Abstract

A stable financial system acts as a catalyst for the economic growth and development of a country. The healthy banking sector is the core of a sustainable economy as banks act as intermediaries between depositors and lenders of money. In the surge of the COVID-19 pandemic, the financial sector witnessed significant transitions in terms of digital transformation. In India, the banking sector has remained resilient throughout the pandemic due to government and regulators’ policy efforts and the maintenance of capital adequacy requirements.
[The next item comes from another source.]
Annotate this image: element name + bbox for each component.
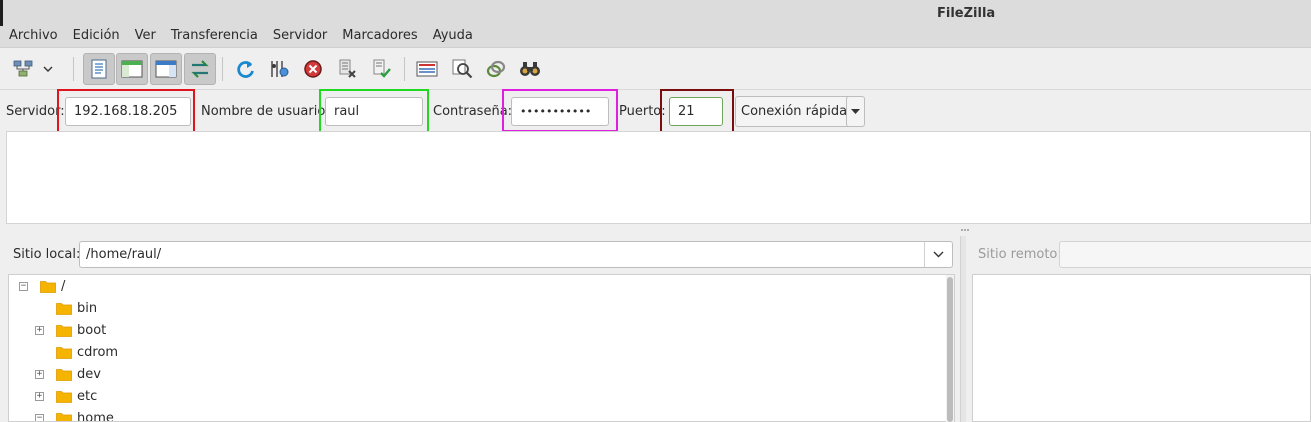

Banks have maintained higher capital buffers, better liquidity requirements, and lower leverage, cushions against pandemic shock. In the present paper, the researcher provides a conceptual elucidation of Basel norms, analyzes the component-wise Capital to Risk-Weighted Asset Ratio (CRAR) of Indian Scheduled Commercial Banks (SCBs) and examines the CRAR position of SCBs during the COVID-19 pandemic. The study also evaluated the distribution of SCBs by CRAR and examined the capital ratios of public, private, and foreign sector banks from 2016 to 2022. The ANOVA analysis output revealed a significant difference in the CRAR of public, private, and foreign banks. The study concludes that adequate CAR levels help banks mitigate the risks that arise during pandemic crises and aid them in conducting their banking operations effortlessly. Further, it concludes that public sector banks (PSBs) still lag behind their counterparts in maintaining adequate CRAR, and hence, they need to reduce the accumulation of risk-weighted assets (RWA).